Your Policy Regularizer is Secretly an Adversary
Rob Brekelmans, Tim Genewein, Jordi Grau-Moya, Grégoire Delétang, Markus Kunesch, Shane Legg, Pedro Ortega
TL;DR
This work reframes policy regularization in reinforcement learning as robustness to adversarial reward perturbations and uses convex duality to derive the robust set of perturbations under $KL$ and $α$-divergences. It shows that the worst-case reward perturbations correspond to the gradient of the regularizer and that the policy-form and value-form perturbations coincide at optimality, linked through path-consistency and an indifference condition.

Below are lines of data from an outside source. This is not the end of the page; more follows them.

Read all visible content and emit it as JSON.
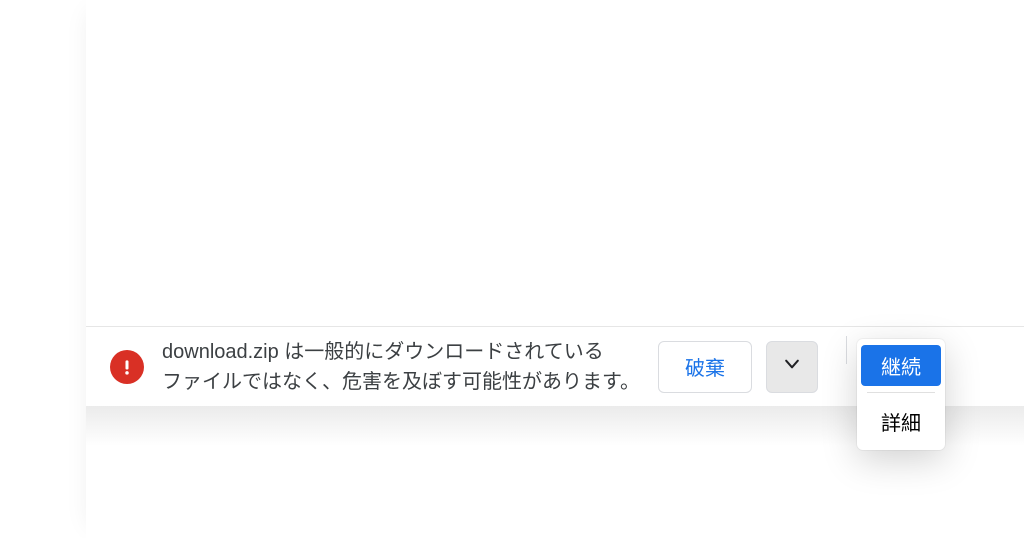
{
  "download": {
    "filename": "download.zip",
    "warning_line1_suffix": " は一般的にダウンロードされている",
    "warning_line2": "ファイルではなく、危害を及ぼす可能性があります。",
    "discard_label": "破棄"
  },
  "menu": {
    "continue_label": "継続",
    "details_label": "詳細"
  },
  "icons": {
    "warning": "warning-icon",
    "chevron": "chevron-down-icon"
  },
  "colors": {
    "danger": "#d93025",
    "link": "#1a73e8"
  }
}
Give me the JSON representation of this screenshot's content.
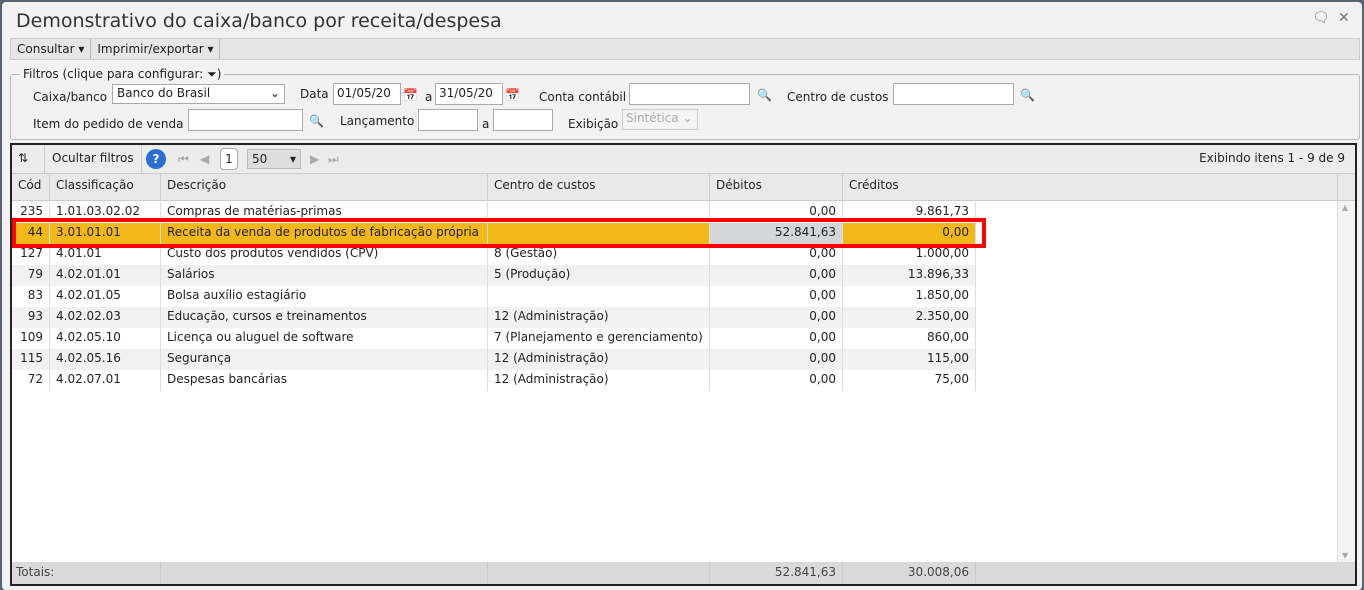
{
  "window": {
    "title": "Demonstrativo do caixa/banco por receita/despesa"
  },
  "menu": [
    "Consultar",
    "Imprimir/exportar"
  ],
  "filters": {
    "legend": "Filtros (clique para configurar:",
    "legend_close": ")",
    "caixa_label": "Caixa/banco",
    "caixa_value": "Banco do Brasil",
    "data_label": "Data",
    "date_from": "01/05/20",
    "a": "a",
    "date_to": "31/05/20",
    "conta_label": "Conta contábil",
    "centro_label": "Centro de custos",
    "item_label": "Item do pedido de venda",
    "lanc_label": "Lançamento",
    "exib_label": "Exibição",
    "exib_value": "Sintética"
  },
  "toolbar": {
    "hide_filters": "Ocultar filtros",
    "page": "1",
    "page_size": "50",
    "status": "Exibindo itens 1 - 9 de 9"
  },
  "columns": [
    "Cód",
    "Classificação",
    "Descrição",
    "Centro de custos",
    "Débitos",
    "Créditos"
  ],
  "rows": [
    [
      "235",
      "1.01.03.02.02",
      "Compras de matérias-primas",
      "",
      "0,00",
      "9.861,73"
    ],
    [
      "44",
      "3.01.01.01",
      "Receita da venda de produtos de fabricação própria",
      "",
      "52.841,63",
      "0,00"
    ],
    [
      "127",
      "4.01.01",
      "Custo dos produtos vendidos (CPV)",
      "8 (Gestão)",
      "0,00",
      "1.000,00"
    ],
    [
      "79",
      "4.02.01.01",
      "Salários",
      "5 (Produção)",
      "0,00",
      "13.896,33"
    ],
    [
      "83",
      "4.02.01.05",
      "Bolsa auxílio estagiário",
      "",
      "0,00",
      "1.850,00"
    ],
    [
      "93",
      "4.02.02.03",
      "Educação, cursos e treinamentos",
      "12 (Administração)",
      "0,00",
      "2.350,00"
    ],
    [
      "109",
      "4.02.05.10",
      "Licença ou aluguel de software",
      "7 (Planejamento e gerenciamento)",
      "0,00",
      "860,00"
    ],
    [
      "115",
      "4.02.05.16",
      "Segurança",
      "12 (Administração)",
      "0,00",
      "115,00"
    ],
    [
      "72",
      "4.02.07.01",
      "Despesas bancárias",
      "12 (Administração)",
      "0,00",
      "75,00"
    ]
  ],
  "totals": {
    "label": "Totais:",
    "debitos": "52.841,63",
    "creditos": "30.008,06"
  }
}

The authors provide a detailed theoretical development plus visual experiments illustrating the robust set, worst-case perturbations, and certificates of optimality, and they contrast divergence-based regularization with entropy-based analyses. The results clarify how regularized policies generalize to adversarially perturbed rewards and connect to related algorithms that leverage duality and path-consistency in learning objectives.
Abstract
Policy regularization methods such as maximum entropy regularization are widely used in reinforcement learning to improve the robustness of a learned policy. In this paper, we show how this robustness arises from hedging against worst-case perturbations of the reward function, which are chosen from a limited set by an imagined adversary. Using convex duality, we characterize this robust set of adversarial reward perturbations under KL and alpha-divergence regularization, which includes Shannon and Tsallis entropy regularization as special cases. Importantly, generalization guarantees can be given within this robust set. We provide detailed discussion of the worst-case reward perturbations, and present intuitive empirical examples to illustrate this robustness and its relationship with generalization. Finally, we discuss how our analysis complements and extends previous results on adversarial reward robustness and path consistency optimality conditions.